Could video games be addictive? Parenting in the age of screens

The World Health Organization recently classified "gaming disorder"—impaired control over gaming—as a disease.  

The American Psychological Association (APA) isn't ready to go that far, yet. It states more research needs to be done and more cases need to be documented before making that claim.  

While I agree with the APA, I have seen in my own practice patients who are dependent on and experience withdrawal symptoms from video games. Using what is known about other addictions, I would say these children are addicted to video games.  

This leaves parents with the vital responsibility of paying close attention to what our kids are doing and seeing on screens. And it's not just video games—we need to be aware of all on-screen media.

What kind of content can be most addictive?

  • A wide variety of online activities are engaging enough to be potentially addictive, including video games, social media, smartphone use, texting, streaming videos and online pornography.
  • Multiplayer online video games are most consistently related to addiction in research. They offer a mix of escape, socialization, competition and the ability to continue reaching a higher level by mounting up achievements and rewards.  

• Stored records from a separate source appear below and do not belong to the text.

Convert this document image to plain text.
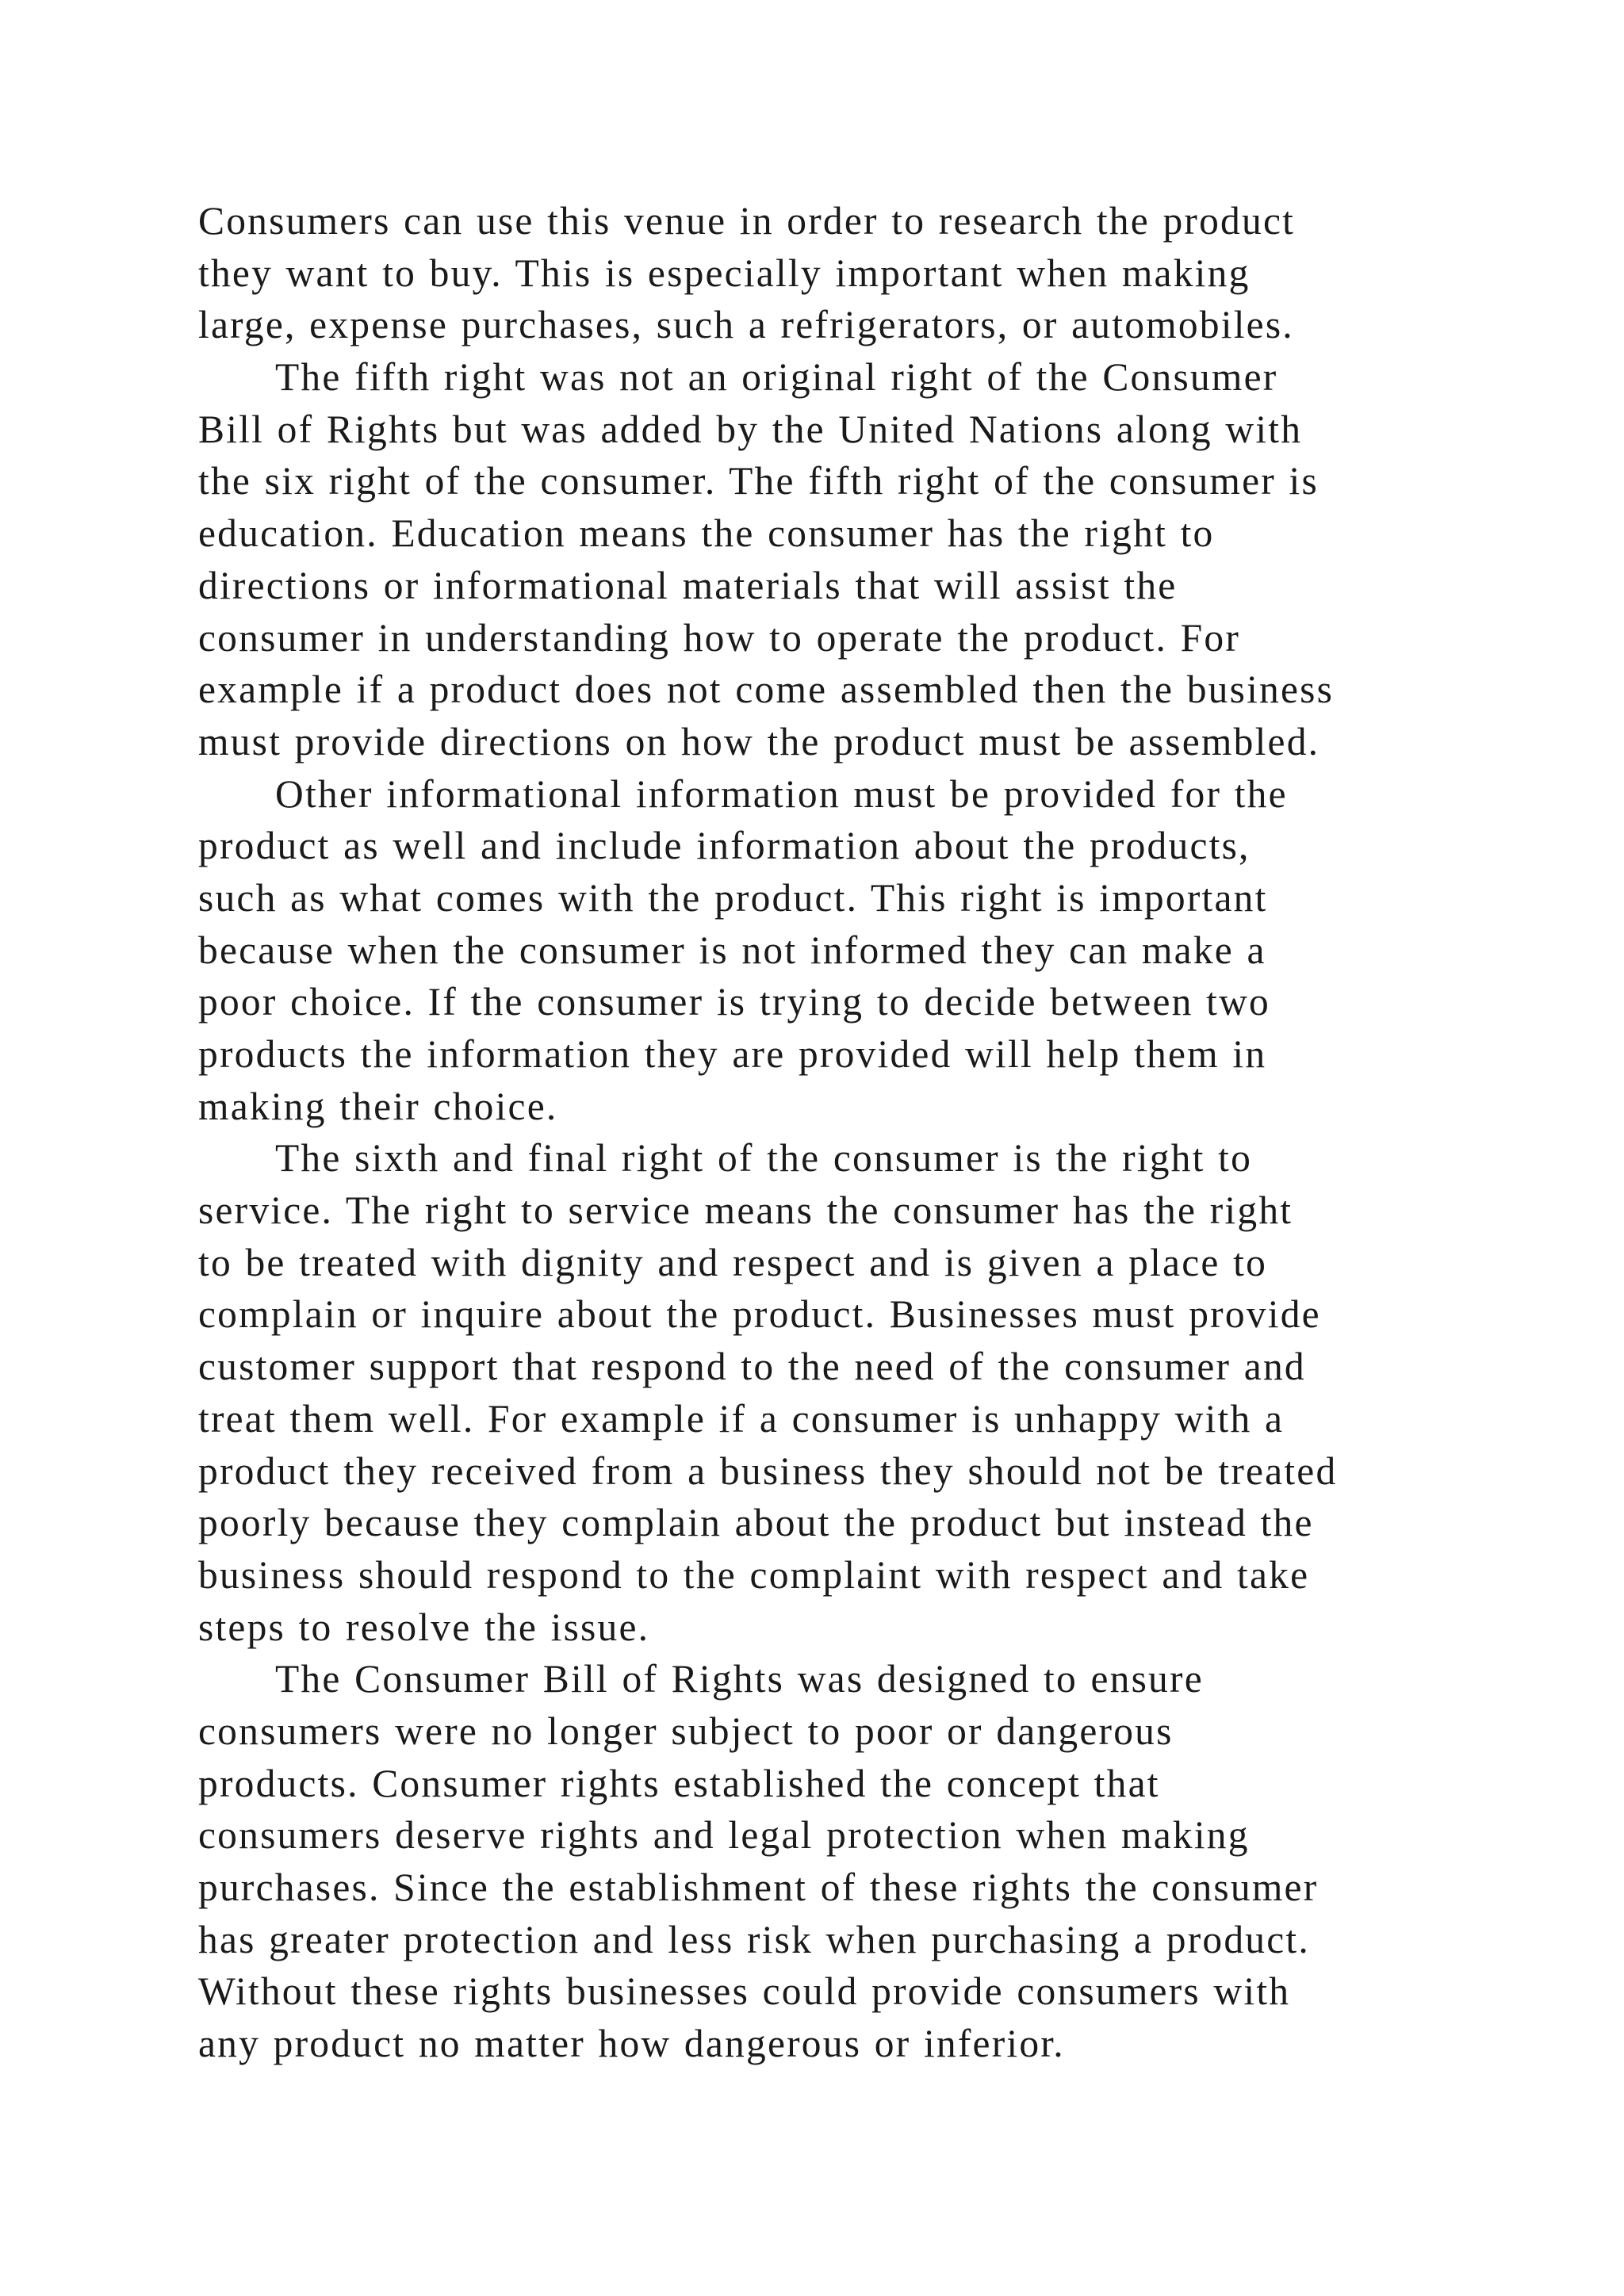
Consumers can use this venue in order to research the product
they want to buy. This is especially important when making
large, expense purchases, such a refrigerators, or automobiles.
The fifth right was not an original right of the Consumer
Bill of Rights but was added by the United Nations along with
the six right of the consumer. The fifth right of the consumer is
education. Education means the consumer has the right to
directions or informational materials that will assist the
consumer in understanding how to operate the product. For
example if a product does not come assembled then the business
must provide directions on how the product must be assembled.
Other informational information must be provided for the
product as well and include information about the products,
such as what comes with the product. This right is important
because when the consumer is not informed they can make a
poor choice. If the consumer is trying to decide between two
products the information they are provided will help them in
making their choice.
The sixth and final right of the consumer is the right to
service. The right to service means the consumer has the right
to be treated with dignity and respect and is given a place to
complain or inquire about the product. Businesses must provide
customer support that respond to the need of the consumer and
treat them well. For example if a consumer is unhappy with a
product they received from a business they should not be treated
poorly because they complain about the product but instead the
business should respond to the complaint with respect and take
steps to resolve the issue.
The Consumer Bill of Rights was designed to ensure
consumers were no longer subject to poor or dangerous
products. Consumer rights established the concept that
consumers deserve rights and legal protection when making
purchases. Since the establishment of these rights the consumer
has greater protection and less risk when purchasing a product.
Without these rights businesses could provide consumers with
any product no matter how dangerous or inferior.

What's the right amount of screen time?

I don't have a recommendation for video games specifically, but can offer suggestions by age for any screen time: 

  • Under 18 months: The American Academy of Pediatrics (AAP) recommends that kids this young have no screen time.
  • 18-24 months: Small amounts are OK. Think of it as introduction to screens.
  • Ages two to five: Limit to one hour per day and it's a good idea for parents to watch with their kids to monitor what's being seen.
  • School age kids: The AAP does not offer a specific "maximum time" guideline for kids age six and older but recommends limiting screen time to ensure it's not impacting sleep, physical activity, socializing or time with parents. My recommendation would be no more than two hours a day for school-age children on any electronic media to ensure kids are getting all their other needs met. As kids get older, they may be expected to do school work on screens, so you do have to allow for that.

We live in a world of electronics and screens used for home, school, work and play. While they are necessary, many times kids are spending far too much time in front of a screen. Get some help with five tips to decrease screen time for kids.

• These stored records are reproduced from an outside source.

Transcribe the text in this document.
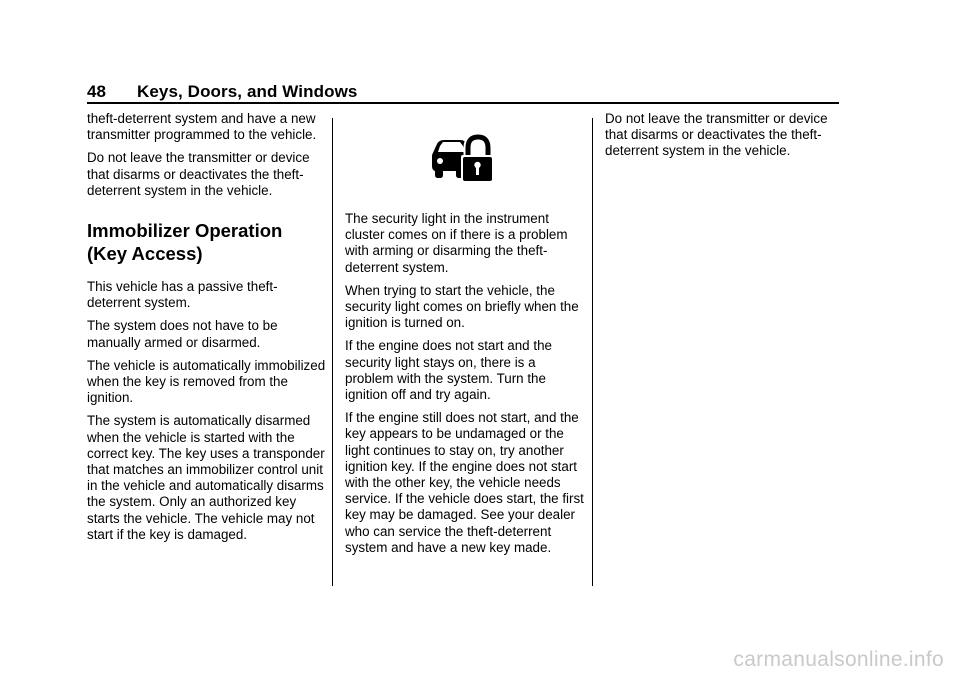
48	Keys, Doors, and Windows

theft-deterrent system and have a new transmitter programmed to the vehicle.

Do not leave the transmitter or device that disarms or deactivates the theft-deterrent system in the vehicle.

Immobilizer Operation
(Key Access)

This vehicle has a passive theft-deterrent system.

The system does not have to be manually armed or disarmed.

The vehicle is automatically immobilized when the key is removed from the ignition.

The system is automatically disarmed when the vehicle is started with the correct key. The key uses a transponder that matches an immobilizer control unit in the vehicle and automatically disarms the system. Only an authorized key starts the vehicle. The vehicle may not start if the key is damaged.

The security light in the instrument cluster comes on if there is a problem with arming or disarming the theft-deterrent system.

When trying to start the vehicle, the security light comes on briefly when the ignition is turned on.

If the engine does not start and the security light stays on, there is a problem with the system. Turn the ignition off and try again.

If the engine still does not start, and the key appears to be undamaged or the light continues to stay on, try another ignition key. If the engine does not start with the other key, the vehicle needs service. If the vehicle does start, the first key may be damaged. See your dealer who can service the theft-deterrent system and have a new key made.

Do not leave the transmitter or device that disarms or deactivates the theft-deterrent system in the vehicle.

carmanualsonline.info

How to monitor what your kids and teens are doing

  • When kids are school age and younger, closely monitor what they are seeing on smart phones and tablets. It is all too easy for them to accidentally find content that could be traumatic for them.
  • As kids move into the teen years, try to keep an open dialogue with them. This is important as they become more independent, making it harder to monitor what they are seeing and playing all the time. Share what you're watching with them and encourage them to talk about what they are doing and seeing online.
  • Have ongoing communication with children as they get older about safety and treating others respectfully online.
  • Designate media-free times together and screen-free locations (like bedrooms). It's best if electronic media use is limited to common rooms in the home like living rooms.